Sunday, January 26, 2014

What point system did Ed Ruscha use to construct the screen print Standard Station?Art that depicts buildings, interiors or rectangular solids is...

Ed Ruscha’s screen print Standard
Station
was created in perfect two point perspective. One of the 2 points
(the right point) in Standard Station is in the precise bottom
right corner.  All the right edges of the building meet at this point.
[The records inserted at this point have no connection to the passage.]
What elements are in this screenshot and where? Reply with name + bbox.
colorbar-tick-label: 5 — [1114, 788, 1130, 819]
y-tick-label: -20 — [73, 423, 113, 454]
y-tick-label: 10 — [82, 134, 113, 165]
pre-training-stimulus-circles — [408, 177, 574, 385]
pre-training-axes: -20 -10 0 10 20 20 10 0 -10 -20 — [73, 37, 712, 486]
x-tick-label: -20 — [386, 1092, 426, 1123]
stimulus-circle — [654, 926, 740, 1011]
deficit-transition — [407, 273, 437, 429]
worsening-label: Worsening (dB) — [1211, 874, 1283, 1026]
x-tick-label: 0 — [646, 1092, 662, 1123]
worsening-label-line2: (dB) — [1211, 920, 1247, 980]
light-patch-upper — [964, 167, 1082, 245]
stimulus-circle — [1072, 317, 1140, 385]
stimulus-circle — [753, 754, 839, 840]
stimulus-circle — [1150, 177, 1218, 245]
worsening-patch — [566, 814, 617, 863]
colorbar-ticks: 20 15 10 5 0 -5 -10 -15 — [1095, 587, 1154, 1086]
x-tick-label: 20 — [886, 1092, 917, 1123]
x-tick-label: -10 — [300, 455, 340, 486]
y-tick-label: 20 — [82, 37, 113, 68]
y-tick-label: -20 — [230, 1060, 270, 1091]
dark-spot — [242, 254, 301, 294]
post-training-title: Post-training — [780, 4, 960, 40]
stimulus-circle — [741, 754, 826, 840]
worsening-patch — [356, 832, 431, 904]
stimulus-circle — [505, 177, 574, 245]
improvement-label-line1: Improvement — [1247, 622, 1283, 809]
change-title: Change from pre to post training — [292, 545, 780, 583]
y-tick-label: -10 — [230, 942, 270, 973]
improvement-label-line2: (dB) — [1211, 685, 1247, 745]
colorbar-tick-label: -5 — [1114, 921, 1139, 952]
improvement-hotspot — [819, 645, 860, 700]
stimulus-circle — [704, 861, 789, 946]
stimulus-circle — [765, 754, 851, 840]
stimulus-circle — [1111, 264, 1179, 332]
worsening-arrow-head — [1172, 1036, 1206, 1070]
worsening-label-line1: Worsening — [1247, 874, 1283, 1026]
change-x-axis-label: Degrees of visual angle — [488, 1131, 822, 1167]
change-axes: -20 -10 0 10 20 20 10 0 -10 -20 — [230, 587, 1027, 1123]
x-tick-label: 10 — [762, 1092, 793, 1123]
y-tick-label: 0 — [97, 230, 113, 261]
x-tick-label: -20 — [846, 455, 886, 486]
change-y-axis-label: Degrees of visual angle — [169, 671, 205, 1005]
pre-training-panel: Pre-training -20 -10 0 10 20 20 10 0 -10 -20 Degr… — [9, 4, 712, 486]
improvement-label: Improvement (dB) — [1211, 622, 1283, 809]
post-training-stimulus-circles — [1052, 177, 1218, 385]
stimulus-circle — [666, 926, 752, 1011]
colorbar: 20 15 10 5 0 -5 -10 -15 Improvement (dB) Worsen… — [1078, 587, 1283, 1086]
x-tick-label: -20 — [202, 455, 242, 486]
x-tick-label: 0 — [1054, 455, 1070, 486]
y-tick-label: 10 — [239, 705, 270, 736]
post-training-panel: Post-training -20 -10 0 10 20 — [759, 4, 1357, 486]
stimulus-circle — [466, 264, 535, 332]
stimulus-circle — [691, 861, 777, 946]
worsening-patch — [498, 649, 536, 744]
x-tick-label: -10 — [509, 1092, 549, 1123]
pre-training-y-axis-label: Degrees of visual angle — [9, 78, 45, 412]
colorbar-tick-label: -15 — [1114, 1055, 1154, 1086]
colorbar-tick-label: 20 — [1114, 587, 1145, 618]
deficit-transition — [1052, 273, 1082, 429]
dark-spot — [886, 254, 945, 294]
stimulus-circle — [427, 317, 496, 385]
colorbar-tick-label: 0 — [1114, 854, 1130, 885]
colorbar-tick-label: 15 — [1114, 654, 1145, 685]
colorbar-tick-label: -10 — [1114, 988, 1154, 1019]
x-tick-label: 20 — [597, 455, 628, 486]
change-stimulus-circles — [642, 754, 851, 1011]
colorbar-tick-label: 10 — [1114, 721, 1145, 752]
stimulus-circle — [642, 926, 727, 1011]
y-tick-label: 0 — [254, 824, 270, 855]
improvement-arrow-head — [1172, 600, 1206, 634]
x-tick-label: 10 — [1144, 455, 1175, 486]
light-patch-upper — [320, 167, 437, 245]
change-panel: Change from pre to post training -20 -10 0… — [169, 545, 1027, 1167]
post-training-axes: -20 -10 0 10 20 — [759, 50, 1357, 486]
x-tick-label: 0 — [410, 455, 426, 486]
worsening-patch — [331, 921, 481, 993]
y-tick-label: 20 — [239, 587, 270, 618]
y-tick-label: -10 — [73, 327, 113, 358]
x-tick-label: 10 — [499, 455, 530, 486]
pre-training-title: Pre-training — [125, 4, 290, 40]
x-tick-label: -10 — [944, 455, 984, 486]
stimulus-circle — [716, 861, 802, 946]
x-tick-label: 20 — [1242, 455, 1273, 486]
The left point is
so far to the left that it is off the picture.  The horizon line is along the bottom
edge of the picture.


Here’s the way to analyze a picture
and tell whether it is in one, two, or three point perspective.  Imagine that you are
holding up an imaginary window right in front of your eyes and looking through it at a
picture.  Artists call this imaginary window your picture plane.  If the box or building
that you are looking at in the picture is positioned so that a whole wall or surface of
the building is flat against your picture plane, then the building is in one point
perspective.  If an edge of the building (where one wall meets another wall) is flat
against your picture plane, then the building is in 2 point perspective.  That is the
way it is in Standard Station.  If only one corner of the building
would touch your picture plane, then the building is in three point perspective.  This
is how artists analyze the rectangular solids around them to determine which point
system to use when drawing or painting a picture.